Bundesverfassungsgericht

BVerfG, Beschluss vom 9. 10. 2003 – 2 BvR 1497/03 (lexetius.com/2003,2348)

[1] In dem Verfahren über die Verfassungsbeschwerde des Herrn G …, gegen a) den Beschluss des Oberlandesgerichts Karlsruhe vom 1. August 2003 – 3 Ws 120/03 –, b) den Beschluss des Landgerichts Mannheim vom 29. April 2003 – StVK 10, 292/03 – R – hat die 3. Kammer des Zweiten Senats des Bundesverfassungsgerichts durch den Vizepräsidenten Hassemer, die Richterin Osterloh und den Richter Mellinghoff gemäß § 93b in Verbindung mit § 93a BVerfGG in der Fassung der Bekanntmachung vom 11. August 1993 (BGBl I S. 1473) am 9. Oktober 2003 einstimmig beschlossen:
[2] Die Verfassungsbeschwerde wird nicht zur Entscheidung angenommen.

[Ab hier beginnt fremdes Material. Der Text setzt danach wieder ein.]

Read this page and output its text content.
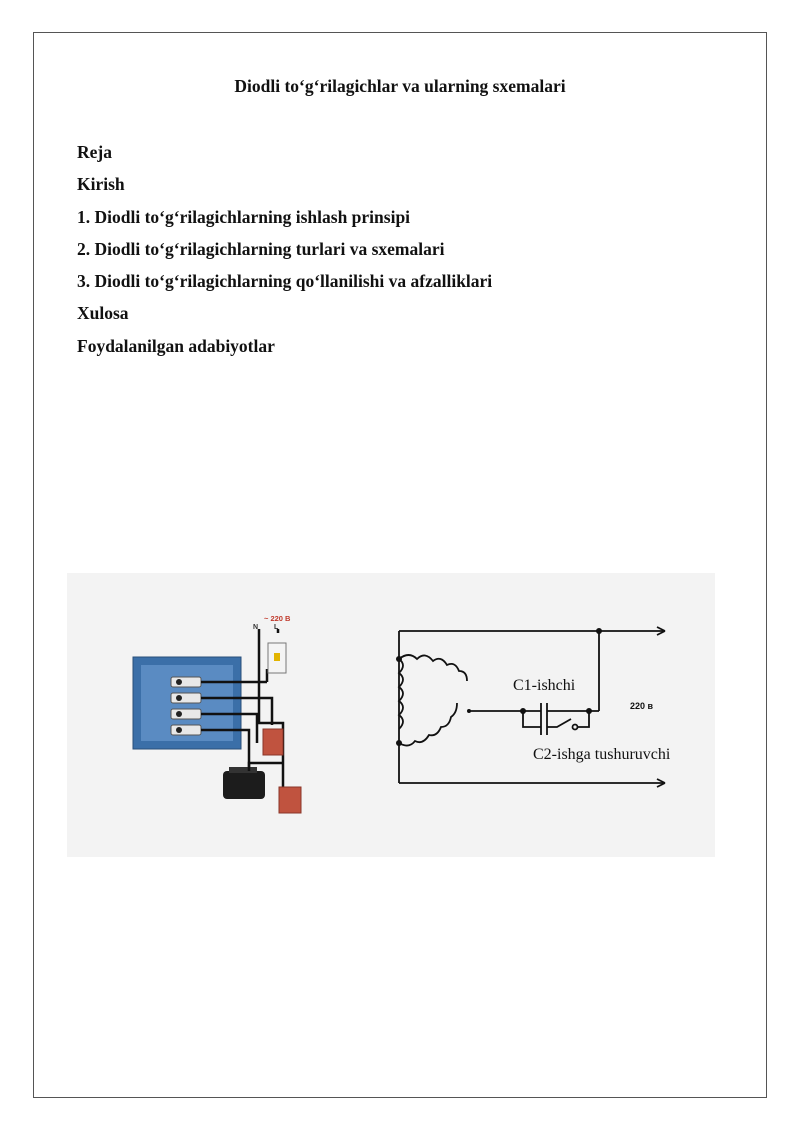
Diodli to‘g‘rilagichlar va ularning sxemalari
Reja
Kirish
1. Diodli to‘g‘rilagichlarning ishlash prinsipi
2. Diodli to‘g‘rilagichlarning turlari va sxemalari
3. Diodli to‘g‘rilagichlarning qo‘llanilishi va afzalliklari
Xulosa
Foydalanilgan adabiyotlar
~ 220 В
N L
C1-ishchi
C2-ishga tushuruvchi
220 в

[3] Gründe: Die Verfassungsbeschwerde wird nicht zur Entscheidung angenommen, weil ein Annahmegrund nicht vorliegt (§§ 93a Abs. 2, 93b Satz 1 BVerfGG). Grundsätzliche verfassungsrechtliche Bedeutung kommt der Verfassungsbeschwerde nicht zu, und sie dient auch nicht der Durchsetzung von Grundrechten oder grundrechtsgleichen Rechten des Beschwerdeführers, denn sie ist offensichtlich unbegründet.
[4] Mit der Verfassungsbeschwerde hat der Beschwerdeführer allein eine vermeintliche Verletzung seines Grundrechts aus Art. 3 Abs. 1 und Abs. 3 Satz 1 GG ausreichend substantiiert dargelegt. Indes verletzen die angegriffenen Entscheidungen weder den speziellen noch den allgemeinen Gleichheitssatz.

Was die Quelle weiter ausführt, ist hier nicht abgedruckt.